Veramente chi ha detto che lo innamorato e il soldato si somigliono ha detto il vero. El capitano vuole che i suoi soldati sien giovani, le donne vogliono che i loro amanti non sieno vecchi. Brutta cosa vedere un vecchio soldato, bruttissima è vederlo innamorato.

Dietro questa proposizione generale appare Amores I ix, vv. 1-4:

Militat omnis amans et habet sua castra Cupido; / Attice, crede mihi, militat omnis amans. / Quae bello est habilis, Veneri quoque convenit aetas: / turpe senex miles, turpe senilis amor

Ogni innamorato è un soldato e Cupido ha un suo proprio accampamento; Attico, credimi, ogni innamorato è un soldato.
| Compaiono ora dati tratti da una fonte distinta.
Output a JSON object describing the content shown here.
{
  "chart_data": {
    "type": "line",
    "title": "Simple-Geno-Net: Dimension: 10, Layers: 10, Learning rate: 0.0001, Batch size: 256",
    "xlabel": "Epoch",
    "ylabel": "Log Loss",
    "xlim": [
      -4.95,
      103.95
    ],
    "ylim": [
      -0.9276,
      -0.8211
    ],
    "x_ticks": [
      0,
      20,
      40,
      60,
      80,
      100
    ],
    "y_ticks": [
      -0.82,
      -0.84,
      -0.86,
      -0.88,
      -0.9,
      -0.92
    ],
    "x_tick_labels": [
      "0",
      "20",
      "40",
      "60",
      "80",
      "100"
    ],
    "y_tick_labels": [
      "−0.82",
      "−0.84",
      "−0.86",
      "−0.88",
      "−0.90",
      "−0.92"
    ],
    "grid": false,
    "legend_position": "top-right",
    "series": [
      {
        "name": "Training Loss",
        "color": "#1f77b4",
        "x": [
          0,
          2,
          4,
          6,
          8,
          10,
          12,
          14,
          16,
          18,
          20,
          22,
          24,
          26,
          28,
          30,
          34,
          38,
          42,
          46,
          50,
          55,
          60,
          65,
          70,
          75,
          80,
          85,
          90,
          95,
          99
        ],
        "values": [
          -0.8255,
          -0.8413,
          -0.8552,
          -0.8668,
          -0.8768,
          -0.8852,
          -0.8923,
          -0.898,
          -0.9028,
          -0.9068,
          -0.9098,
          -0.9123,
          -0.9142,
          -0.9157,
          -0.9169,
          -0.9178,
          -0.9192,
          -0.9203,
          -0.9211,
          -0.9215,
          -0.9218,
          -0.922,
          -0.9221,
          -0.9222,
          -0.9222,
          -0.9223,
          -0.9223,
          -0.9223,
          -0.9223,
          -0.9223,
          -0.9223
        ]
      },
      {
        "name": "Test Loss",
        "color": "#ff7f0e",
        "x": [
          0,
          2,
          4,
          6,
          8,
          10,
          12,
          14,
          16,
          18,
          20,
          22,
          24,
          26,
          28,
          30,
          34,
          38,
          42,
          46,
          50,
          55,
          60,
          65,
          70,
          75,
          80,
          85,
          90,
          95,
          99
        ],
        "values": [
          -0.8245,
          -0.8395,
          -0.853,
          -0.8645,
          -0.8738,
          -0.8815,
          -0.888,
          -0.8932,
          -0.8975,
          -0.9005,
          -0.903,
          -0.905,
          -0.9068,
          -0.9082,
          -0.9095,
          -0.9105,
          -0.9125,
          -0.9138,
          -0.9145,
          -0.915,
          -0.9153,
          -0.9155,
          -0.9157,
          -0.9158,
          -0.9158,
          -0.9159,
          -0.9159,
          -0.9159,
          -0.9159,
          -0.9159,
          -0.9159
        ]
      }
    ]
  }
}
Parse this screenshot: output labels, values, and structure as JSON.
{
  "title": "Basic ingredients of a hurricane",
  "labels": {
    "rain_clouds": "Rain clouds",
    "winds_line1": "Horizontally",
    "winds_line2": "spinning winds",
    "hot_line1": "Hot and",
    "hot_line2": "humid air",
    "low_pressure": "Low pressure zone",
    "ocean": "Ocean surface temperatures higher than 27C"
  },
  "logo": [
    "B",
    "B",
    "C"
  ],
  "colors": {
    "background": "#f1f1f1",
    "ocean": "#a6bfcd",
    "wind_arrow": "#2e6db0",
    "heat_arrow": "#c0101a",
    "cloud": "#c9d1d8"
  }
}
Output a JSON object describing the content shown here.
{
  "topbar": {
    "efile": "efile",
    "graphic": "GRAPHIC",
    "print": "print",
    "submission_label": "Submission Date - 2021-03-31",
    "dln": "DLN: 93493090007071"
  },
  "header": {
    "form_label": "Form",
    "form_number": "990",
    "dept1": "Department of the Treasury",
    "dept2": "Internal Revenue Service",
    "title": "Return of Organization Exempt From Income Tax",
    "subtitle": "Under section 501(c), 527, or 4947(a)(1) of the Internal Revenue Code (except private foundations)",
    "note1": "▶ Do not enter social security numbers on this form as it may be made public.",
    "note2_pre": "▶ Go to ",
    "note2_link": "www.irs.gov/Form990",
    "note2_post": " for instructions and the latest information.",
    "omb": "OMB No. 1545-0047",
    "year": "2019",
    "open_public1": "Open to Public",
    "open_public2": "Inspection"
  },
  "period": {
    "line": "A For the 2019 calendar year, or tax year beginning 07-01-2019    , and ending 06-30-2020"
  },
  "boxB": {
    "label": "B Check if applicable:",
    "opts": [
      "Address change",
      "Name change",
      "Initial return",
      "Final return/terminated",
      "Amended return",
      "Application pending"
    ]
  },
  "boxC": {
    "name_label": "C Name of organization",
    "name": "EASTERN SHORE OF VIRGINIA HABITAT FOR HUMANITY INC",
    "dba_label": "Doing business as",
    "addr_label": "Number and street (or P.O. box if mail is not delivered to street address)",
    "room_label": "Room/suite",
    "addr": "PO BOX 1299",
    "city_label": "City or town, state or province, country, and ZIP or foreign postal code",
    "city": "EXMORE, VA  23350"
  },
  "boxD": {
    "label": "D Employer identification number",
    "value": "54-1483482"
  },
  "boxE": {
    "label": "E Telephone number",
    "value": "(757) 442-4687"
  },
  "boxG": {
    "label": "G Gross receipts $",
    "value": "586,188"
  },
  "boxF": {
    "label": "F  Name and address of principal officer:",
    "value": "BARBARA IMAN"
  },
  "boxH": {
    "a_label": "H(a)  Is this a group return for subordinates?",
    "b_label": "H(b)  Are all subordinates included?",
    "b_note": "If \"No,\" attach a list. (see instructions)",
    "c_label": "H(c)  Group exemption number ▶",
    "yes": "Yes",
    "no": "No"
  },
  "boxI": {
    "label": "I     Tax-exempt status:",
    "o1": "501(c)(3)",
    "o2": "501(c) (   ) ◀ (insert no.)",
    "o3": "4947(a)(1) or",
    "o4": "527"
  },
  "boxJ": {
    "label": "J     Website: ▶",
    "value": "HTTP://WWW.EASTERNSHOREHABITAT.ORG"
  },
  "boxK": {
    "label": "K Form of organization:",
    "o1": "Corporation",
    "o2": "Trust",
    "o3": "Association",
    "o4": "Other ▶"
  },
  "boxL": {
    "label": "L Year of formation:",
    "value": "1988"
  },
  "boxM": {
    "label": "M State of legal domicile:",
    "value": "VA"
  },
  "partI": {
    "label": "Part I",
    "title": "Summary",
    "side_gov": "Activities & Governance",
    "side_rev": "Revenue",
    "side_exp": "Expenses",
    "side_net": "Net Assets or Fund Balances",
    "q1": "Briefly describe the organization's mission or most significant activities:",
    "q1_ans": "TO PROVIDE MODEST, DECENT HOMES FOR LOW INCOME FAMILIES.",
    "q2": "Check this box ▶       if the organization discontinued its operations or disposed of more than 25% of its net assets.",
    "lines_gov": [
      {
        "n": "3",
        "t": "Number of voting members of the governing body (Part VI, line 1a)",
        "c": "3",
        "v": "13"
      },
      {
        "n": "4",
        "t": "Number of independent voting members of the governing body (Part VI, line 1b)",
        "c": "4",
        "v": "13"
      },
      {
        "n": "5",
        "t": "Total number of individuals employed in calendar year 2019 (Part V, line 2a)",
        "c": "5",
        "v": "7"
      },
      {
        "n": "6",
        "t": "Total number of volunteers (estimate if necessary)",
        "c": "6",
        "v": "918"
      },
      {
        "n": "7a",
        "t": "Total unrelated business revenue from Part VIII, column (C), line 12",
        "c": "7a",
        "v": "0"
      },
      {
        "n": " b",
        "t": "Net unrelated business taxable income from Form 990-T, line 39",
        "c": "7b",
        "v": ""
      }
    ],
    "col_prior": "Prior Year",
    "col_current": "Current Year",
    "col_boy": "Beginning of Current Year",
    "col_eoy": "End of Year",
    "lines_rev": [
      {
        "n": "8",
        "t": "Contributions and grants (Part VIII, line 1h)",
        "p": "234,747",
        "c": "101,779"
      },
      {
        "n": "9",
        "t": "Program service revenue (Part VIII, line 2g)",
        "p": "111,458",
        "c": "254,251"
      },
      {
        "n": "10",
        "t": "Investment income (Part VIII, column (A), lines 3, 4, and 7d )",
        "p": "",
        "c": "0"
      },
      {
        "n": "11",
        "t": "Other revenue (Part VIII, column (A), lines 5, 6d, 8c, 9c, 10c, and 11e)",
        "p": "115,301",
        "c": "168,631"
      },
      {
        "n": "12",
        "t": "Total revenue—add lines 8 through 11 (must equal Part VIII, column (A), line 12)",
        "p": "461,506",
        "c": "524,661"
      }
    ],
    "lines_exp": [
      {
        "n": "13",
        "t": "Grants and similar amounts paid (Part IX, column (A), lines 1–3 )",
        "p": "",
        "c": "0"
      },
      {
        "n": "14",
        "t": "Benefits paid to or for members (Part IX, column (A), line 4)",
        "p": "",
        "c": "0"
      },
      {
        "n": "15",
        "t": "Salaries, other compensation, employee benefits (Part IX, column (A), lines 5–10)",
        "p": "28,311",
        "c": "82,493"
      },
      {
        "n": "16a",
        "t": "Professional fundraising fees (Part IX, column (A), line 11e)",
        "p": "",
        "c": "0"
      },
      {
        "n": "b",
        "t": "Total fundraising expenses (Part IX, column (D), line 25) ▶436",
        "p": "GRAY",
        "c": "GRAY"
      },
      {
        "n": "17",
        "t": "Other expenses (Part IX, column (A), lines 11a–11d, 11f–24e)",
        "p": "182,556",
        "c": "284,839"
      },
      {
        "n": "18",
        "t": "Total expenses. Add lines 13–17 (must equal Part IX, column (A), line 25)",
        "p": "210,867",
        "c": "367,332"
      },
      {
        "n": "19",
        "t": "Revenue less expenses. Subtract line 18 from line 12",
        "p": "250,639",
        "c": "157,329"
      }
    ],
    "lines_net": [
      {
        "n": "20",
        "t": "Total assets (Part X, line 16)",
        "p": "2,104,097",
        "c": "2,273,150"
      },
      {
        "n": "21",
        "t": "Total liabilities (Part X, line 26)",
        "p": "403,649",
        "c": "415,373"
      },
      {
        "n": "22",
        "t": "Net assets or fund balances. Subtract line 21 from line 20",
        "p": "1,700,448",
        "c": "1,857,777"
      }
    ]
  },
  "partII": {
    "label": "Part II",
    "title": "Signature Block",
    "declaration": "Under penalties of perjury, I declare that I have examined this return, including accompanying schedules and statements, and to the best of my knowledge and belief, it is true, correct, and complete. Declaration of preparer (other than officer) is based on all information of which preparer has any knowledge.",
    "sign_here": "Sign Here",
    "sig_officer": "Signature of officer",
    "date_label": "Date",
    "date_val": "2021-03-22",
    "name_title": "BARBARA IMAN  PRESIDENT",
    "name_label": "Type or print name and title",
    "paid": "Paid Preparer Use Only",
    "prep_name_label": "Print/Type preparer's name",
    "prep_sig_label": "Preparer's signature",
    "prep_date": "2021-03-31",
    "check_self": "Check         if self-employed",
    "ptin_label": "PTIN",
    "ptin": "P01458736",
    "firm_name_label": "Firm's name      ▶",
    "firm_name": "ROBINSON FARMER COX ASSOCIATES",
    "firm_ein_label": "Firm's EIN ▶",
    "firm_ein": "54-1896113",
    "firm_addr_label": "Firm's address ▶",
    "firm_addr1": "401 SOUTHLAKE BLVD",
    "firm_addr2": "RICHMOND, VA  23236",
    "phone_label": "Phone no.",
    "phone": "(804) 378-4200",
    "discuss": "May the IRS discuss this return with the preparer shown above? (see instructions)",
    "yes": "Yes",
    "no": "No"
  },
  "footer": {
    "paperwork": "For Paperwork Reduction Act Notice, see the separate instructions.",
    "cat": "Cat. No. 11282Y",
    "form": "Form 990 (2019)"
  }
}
L’età che si adatta alla guerra conviene anche a Venere. È turpe un soldato vecchio, è turpe un amore senile;

il v. 4, per Vivanti (in N. Machiavelli, Opere, 3° vol., 2005, p. 795), potrebbe essere addirittura ‘la morale della commedia’.

Bibliografia: M. von Albrecht, Geschichte der römischen literatur. Von Andronicus bis Boethius, 2 voll., Bern-München, 1992, 19942 (trad. it. Storia della letteratura latina. Da Livio Andronico a Boezio, a cura di A. Setaioli, 3 voll., Torino 1995-1996); Aetates ovidianae. Lettori di Ovidio dall’antichità al Rinascimento, a cura di I. Gallo, L. Nicastri, Napoli 1995; G. Sasso, Per due citazioni machiavelliane, in Id., Machiavelli e gli antichi e altri saggi, 4° vol., Milano-Napoli 1997, pp. 269-98.